Source: algebrica.org - CC BY-NC 4.0
https://algebrica.org/exercises/quadratic-equation-b-5/
Fetched from algebrica.org test 4593; source modified 2025-03-06T18:05:22.

Solve the [quadratic equations](../quadratic-equations.md) using the [factorization method](../factoring-quadratic-equations.md).

\\[
x^2 + 8x + 15 = 0
\\]

* * *

The equations is in the standard form \\(ax^2+bx+c=0\\). First, it is essential to verify the its [discriminant](../quadratic-formula.md) \\(\\Delta = b^2 - 4ac\\) is \\(\\geq0\\) to ensure the equation admits solutions in the field of real numbers. Substituting the coefficients of the equation into \\(\\Delta\\), we get:

\\[
\\Delta = (8)^2 - 4(1)(15) = 64 - 60 = 4 \\gt 0
\\]

\\(\\Delta \\gt 0 \\) means the equation has real solutions.

* * *

Now, we need to [factorize](../factoring-quadratic-equations.md) the [polynomial](../polynomials.md). We must find two numbers, \\(r\_1, r\_2\\) whose sum \\(S = r\_1 + r\_2\\) equals \\(b = 8\\) and whose product \\(P = r\_1 \\cdot r\_2\\) equals \\(a \\cdot c = 1 \\cdot 15 = 15\\). We can use this simple table to find the numbers that satisfy our constraints.

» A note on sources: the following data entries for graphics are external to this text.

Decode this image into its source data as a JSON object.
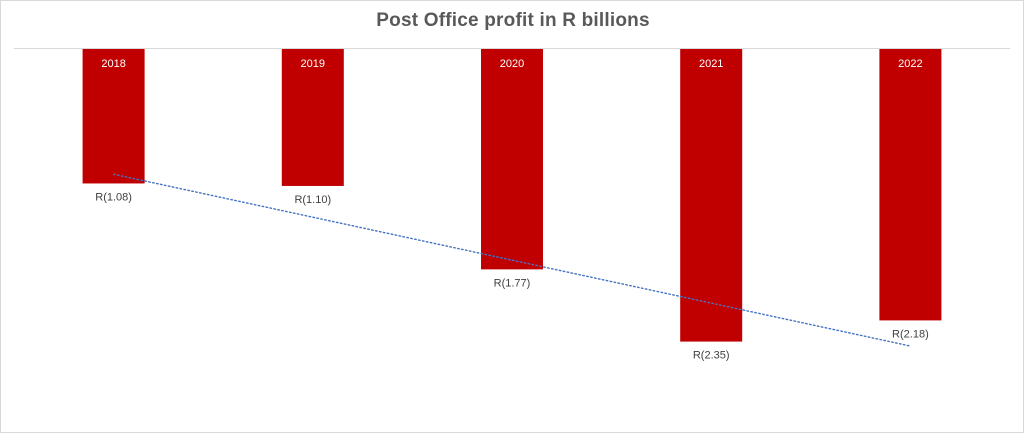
{
  "chart_data": {
    "type": "bar",
    "title": "Post Office profit in R billions",
    "categories": [
      "2018",
      "2019",
      "2020",
      "2021",
      "2022"
    ],
    "values": [
      -1.08,
      -1.1,
      -1.77,
      -2.35,
      -2.18
    ],
    "data_labels": [
      "R(1.08)",
      "R(1.10)",
      "R(1.77)",
      "R(2.35)",
      "R(2.18)"
    ],
    "ylim": [
      -3.1,
      0.05
    ],
    "trendline": {
      "type": "linear",
      "style": "dotted"
    },
    "grid": false,
    "legend": "none",
    "colors": {
      "bar": "#c00000",
      "trendline": "#4472c4",
      "axis": "#d9d9d9",
      "title": "#595959"
    }
  }
}
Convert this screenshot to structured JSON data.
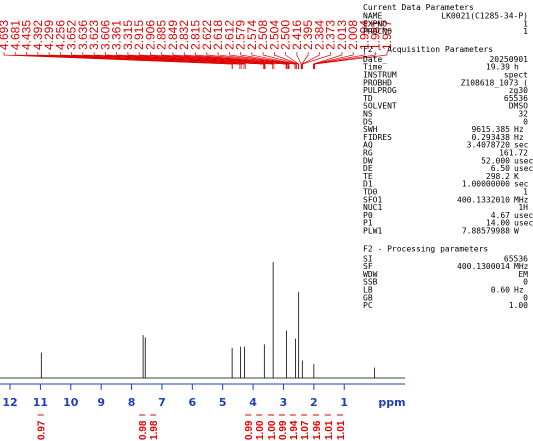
{
  "chart_data": {
    "type": "nmr",
    "x_label": "ppm",
    "xlim": [
      12.33,
      -1.0
    ],
    "xticks": [
      12,
      11,
      10,
      9,
      8,
      7,
      6,
      5,
      4,
      3,
      2,
      1
    ],
    "ylim": [
      0,
      100
    ],
    "color": "#000000",
    "peaks": {
      "ppm": [
        10.97,
        7.62,
        7.55,
        4.69,
        4.41,
        4.28,
        3.63,
        3.34,
        2.9,
        2.6,
        2.5,
        2.38,
        2.0,
        0.0
      ],
      "values": [
        22,
        37,
        35,
        26,
        27,
        27,
        29,
        100,
        41,
        34,
        74,
        15,
        12,
        9
      ]
    },
    "peak_picks": {
      "color": "#e00000",
      "values": [
        4.693,
        4.681,
        4.435,
        4.392,
        4.299,
        4.256,
        3.652,
        3.636,
        3.623,
        3.606,
        3.361,
        3.315,
        2.915,
        2.906,
        2.885,
        2.849,
        2.832,
        2.815,
        2.622,
        2.618,
        2.612,
        2.579,
        2.574,
        2.508,
        2.504,
        2.5,
        2.416,
        2.395,
        2.384,
        2.373,
        2.013,
        2.008,
        1.994,
        1.981,
        1.977
      ],
      "value_labels": [
        "4.693",
        "4.681",
        "4.435",
        "4.392",
        "4.299",
        "4.256",
        "3.652",
        "3.636",
        "3.623",
        "3.606",
        "3.361",
        "3.315",
        "2.915",
        "2.906",
        "2.885",
        "2.849",
        "2.832",
        "2.815",
        "2.622",
        "2.618",
        "2.612",
        "2.579",
        "2.574",
        "2.508",
        "2.504",
        "2.500",
        "2.416",
        "2.395",
        "2.384",
        "2.373",
        "2.013",
        "2.008",
        "1.994",
        "1.981",
        "1.977"
      ]
    },
    "integrals": {
      "color": "#e00000",
      "ppm": [
        10.99,
        7.65,
        7.29,
        4.16,
        3.8,
        3.41,
        3.05,
        2.69,
        2.32,
        1.93,
        1.54,
        1.14
      ],
      "values": [
        0.97,
        0.98,
        1.98,
        0.99,
        1.0,
        1.0,
        0.99,
        1.94,
        1.07,
        1.96,
        1.01,
        1.01
      ],
      "value_labels": [
        "0.97",
        "0.98",
        "1.98",
        "0.99",
        "1.00",
        "1.00",
        "0.99",
        "1.94",
        "1.07",
        "1.96",
        "1.01",
        "1.01"
      ]
    },
    "parameters": [
      {
        "title": "Current Data Parameters",
        "rows": [
          [
            "NAME",
            "LK0021(C1285-34-P)",
            ""
          ],
          [
            "EXPNO",
            "1",
            ""
          ],
          [
            "PROCNO",
            "1",
            ""
          ]
        ]
      },
      {
        "title": "F2 - Acquisition Parameters",
        "rows": [
          [
            "Date_",
            "20250901",
            ""
          ],
          [
            "Time",
            "19.39",
            "h"
          ],
          [
            "INSTRUM",
            "spect",
            ""
          ],
          [
            "PROBHD",
            "Z108618_1073 (",
            ""
          ],
          [
            "PULPROG",
            "zg30",
            ""
          ],
          [
            "TD",
            "65536",
            ""
          ],
          [
            "SOLVENT",
            "DMSO",
            ""
          ],
          [
            "NS",
            "32",
            ""
          ],
          [
            "DS",
            "0",
            ""
          ],
          [
            "SWH",
            "9615.385",
            "Hz"
          ],
          [
            "FIDRES",
            "0.293438",
            "Hz"
          ],
          [
            "AQ",
            "3.4078720",
            "sec"
          ],
          [
            "RG",
            "161.72",
            ""
          ],
          [
            "DW",
            "52.000",
            "usec"
          ],
          [
            "DE",
            "6.50",
            "usec"
          ],
          [
            "TE",
            "298.2",
            "K"
          ],
          [
            "D1",
            "1.00000000",
            "sec"
          ],
          [
            "TD0",
            "1",
            ""
          ],
          [
            "SFO1",
            "400.1332010",
            "MHz"
          ],
          [
            "NUC1",
            "1H",
            ""
          ],
          [
            "P0",
            "4.67",
            "usec"
          ],
          [
            "P1",
            "14.00",
            "usec"
          ],
          [
            "PLW1",
            "7.88579988",
            "W"
          ]
        ]
      },
      {
        "title": "F2 - Processing parameters",
        "rows": [
          [
            "SI",
            "65536",
            ""
          ],
          [
            "SF",
            "400.1300014",
            "MHz"
          ],
          [
            "WDW",
            "EM",
            ""
          ],
          [
            "SSB",
            "0",
            ""
          ],
          [
            "LB",
            "0.60",
            "Hz"
          ],
          [
            "GB",
            "0",
            ""
          ],
          [
            "PC",
            "1.00",
            ""
          ]
        ]
      }
    ]
  }
}
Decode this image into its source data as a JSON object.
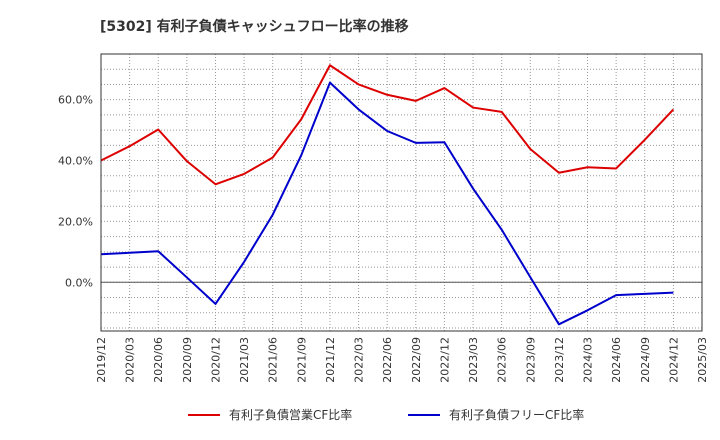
{
  "chart_data": {
    "type": "line",
    "title": "[5302]  有利子負債キャッシュフロー比率の推移",
    "xlabel": "",
    "ylabel": "",
    "x": [
      "2019/12",
      "2020/03",
      "2020/06",
      "2020/09",
      "2020/12",
      "2021/03",
      "2021/06",
      "2021/09",
      "2021/12",
      "2022/03",
      "2022/06",
      "2022/09",
      "2022/12",
      "2023/03",
      "2023/06",
      "2023/09",
      "2023/12",
      "2024/03",
      "2024/06",
      "2024/09",
      "2024/12",
      "2025/03"
    ],
    "ylim": [
      -16,
      75
    ],
    "yticks": [
      0,
      20,
      40,
      60
    ],
    "ytick_labels": [
      "0.0%",
      "20.0%",
      "40.0%",
      "60.0%"
    ],
    "grid": true,
    "legend_position": "bottom",
    "series": [
      {
        "name": "有利子負債営業CF比率",
        "color": "#dd0000",
        "values": [
          40.0,
          44.7,
          50.2,
          39.8,
          32.2,
          35.6,
          41.0,
          53.6,
          71.3,
          65.0,
          61.6,
          59.6,
          63.8,
          57.4,
          56.0,
          43.8,
          36.0,
          37.8,
          37.4,
          46.8,
          56.8,
          null
        ]
      },
      {
        "name": "有利子負債フリーCF比率",
        "color": "#0000cc",
        "values": [
          9.2,
          9.7,
          10.2,
          1.6,
          -7.1,
          6.7,
          22.2,
          41.8,
          65.6,
          56.8,
          49.7,
          45.8,
          46.0,
          30.8,
          17.3,
          1.7,
          -13.8,
          -9.2,
          -4.2,
          -3.8,
          -3.4,
          null
        ]
      }
    ]
  }
}
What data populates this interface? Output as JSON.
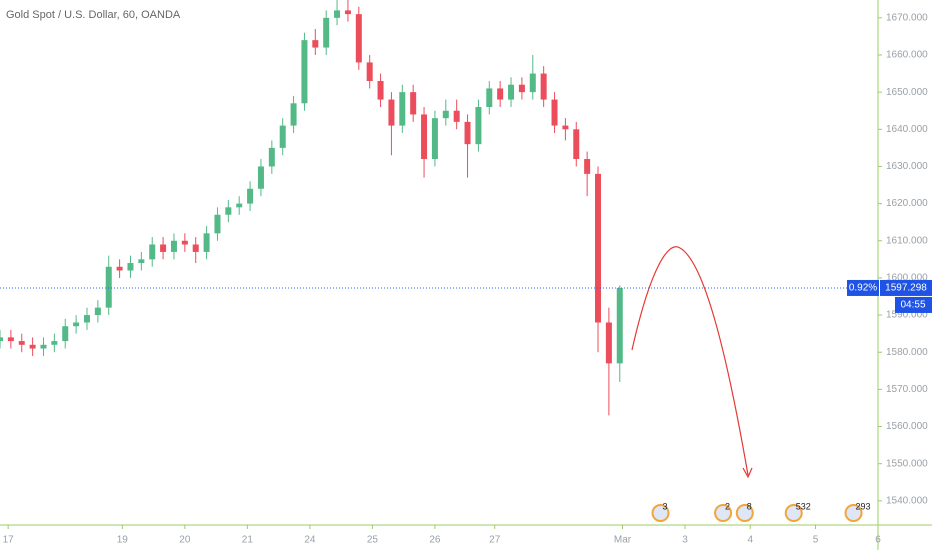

\\begin{array}{rrrr} & r\_1 & r\_2 & P & S \\\\ \\hline & 3 & 5 & 15 & 8 \\\\ & -3 & -5 & 15 & -8\\\\ \\end{array}

The numbers \\(r\_1, r\_2\\) satisfying the constraint are 3 and 5. Then we need to rewrite the polynomial as \\(ax^2 + r\_{1}x + r\_{2}x + c\\).

* * *

The equation becomes:

\\[
x^2 + 3x + 5x + 15 = 0
\\]

Factoring common terms, we get:

\\begin{align\*} & x(x+3)+5(x+3) = 0 \\[0.6em] & (x+3)(x+5) = 0 \\end{align\*}

The solutions are the values of \\(x\\) for which \\(x+3= 0\\) and \\(x+5 = 0\\).

\\[
x+3= 0 \\to x = -3
\\]



\\[
x+5= 0 \\to x = -5
\\]

The solution to the equation is:

\\[
x\_1=-3, \\ x\_2=-5
\\]

Remember that the [discriminant](../quadratic-formula.md) is crucial in determining the nature and number of solutions of quadratic equations.

-   If \\( b^2 - 4ac > 0\\), the quadratic equation has two distinct real solutions.

\\[
S = \\{x\_1, x\_2\\} \\quad x\_1, x\_2 \\in \\mathbb{R} \\quad x\_1 \\neq x\_2
\\]


-   If \\( b^2 - 4ac = 0\\), the quadratic equation has two coincident real solutions.

\\[
S = \\{x\\} \\quad x \\in \\mathbb{R} \\quad x = x\_1 = x\_2
\\]


-   If \\( b^2 - 4ac = < 0\\), the quadratic equation has no real solutions. Instead, it gives rise to complex solutions characterized by imaginary components.

\\[
\\nexists \\hspace{10px} x \\in \\mathbb{R}
\\]